We thought we’d arrived at a different country altogether.
We pushed through the people and stumbled onto the beach, and this is the scene that greeted us.

We dropped our jaws.
I don’t think I’ve ever seen such a packed beach in my entire life.
You look left….

And you look right….
It’s like the umbrellas just keep on going.
These two photos don’t show it very well, coz it looks like there is still ample amount of sand just in front of me. But really, you wouldn’t set your towel down there. There’s somehow a collectively acknowledged but unspoken rule that that stretch of sand is to be left devoid of ray-sucking humans and is to remain as a thruway.

Unable to find space, Cora and I eventually trodded to the front of the umbrella-mass, and decided to set up camp at just the high tide mark, where the soft dry sand starts disappearing, where the sand is still matted and damp, basically where few others want to be.
It sort of felt like walking to the very front of an open-air concert in a park and decide to sit at the very very front, in front of everyone else’s who’s been comfortably set, blocking their views.

The beach was a cacophony of noise and people. It seemed like, ever since hopping onto the MTR and riding the bus, there’s been this non-stop buzzing noise in the background.
It was actually quite a stressful beach experience.

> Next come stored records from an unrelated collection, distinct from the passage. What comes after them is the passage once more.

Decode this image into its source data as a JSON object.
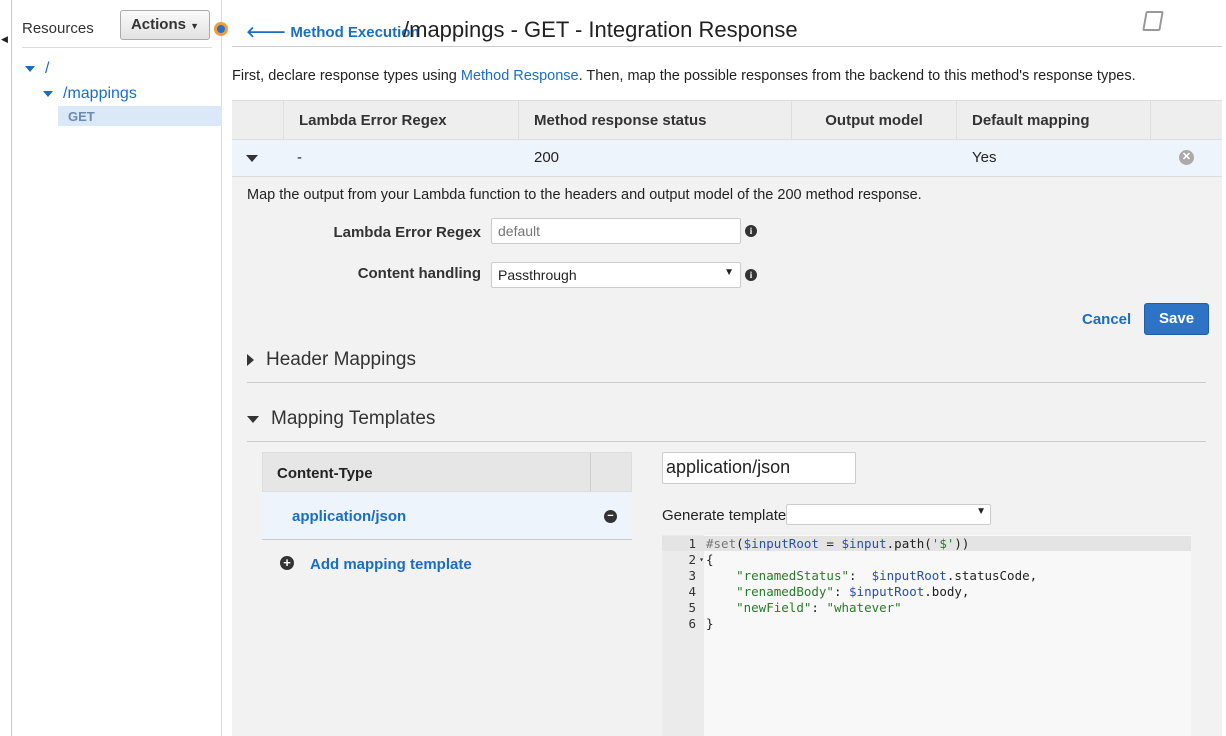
{
  "sidebar": {
    "title": "Resources",
    "actions_label": "Actions",
    "tree": [
      {
        "label": "/"
      },
      {
        "label": "/mappings"
      },
      {
        "label": "GET"
      }
    ]
  },
  "header": {
    "back_link": "Method Execution",
    "title": "/mappings - GET - Integration Response"
  },
  "intro": {
    "before": "First, declare response types using ",
    "link": "Method Response",
    "after": ". Then, map the possible responses from the backend to this method's response types."
  },
  "table": {
    "columns": [
      "Lambda Error Regex",
      "Method response status",
      "Output model",
      "Default mapping"
    ],
    "row": {
      "regex": "-",
      "status": "200",
      "model": "",
      "default": "Yes"
    }
  },
  "detail": {
    "description": "Map the output from your Lambda function to the headers and output model of the 200 method response.",
    "regex_label": "Lambda Error Regex",
    "regex_placeholder": "default",
    "content_label": "Content handling",
    "content_value": "Passthrough",
    "cancel": "Cancel",
    "save": "Save"
  },
  "header_mappings": "Header Mappings",
  "mapping_templates": {
    "title": "Mapping Templates",
    "content_type_header": "Content-Type",
    "items": [
      "application/json"
    ],
    "add_label": "Add mapping template",
    "selected": "application/json",
    "generate_label": "Generate template:",
    "generate_value": ""
  },
  "code": {
    "lines": [
      "1",
      "2",
      "3",
      "4",
      "5",
      "6"
    ]
  }
}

You can’t really swim in the waters without bumping into someone.

The only time we felt relaxed was when we laid down on our backs and people-watched….

….played around with the camera (and no, I didn’t take this picture)…..read bits of a book….

….and basically tried to adjust our field of vision to any space that does not contain people.

The showers and toilets facilities were horrid, and the bus ride home just as noisy. We both concluded that it was probably our worse beach experience ever and we’ve come away traumatized.
Ironically, it could also be our last beach-escape together for a long time to come, if her plan to go to the US comes through, and my runaway trip to London succeeds.
But strangely enough, despite of everything we say about the beach that day, we are actually missing it. Missing the few moments we forgot that there were people around. Missing the few moments when we were engrossed in the bright blue sky, forgetting work, our jobs, responsibilities, and whatever plans we have for the future.
It’s true. Sometimes, all you really need is a good friend, a bit of sun, and some clear blue skies.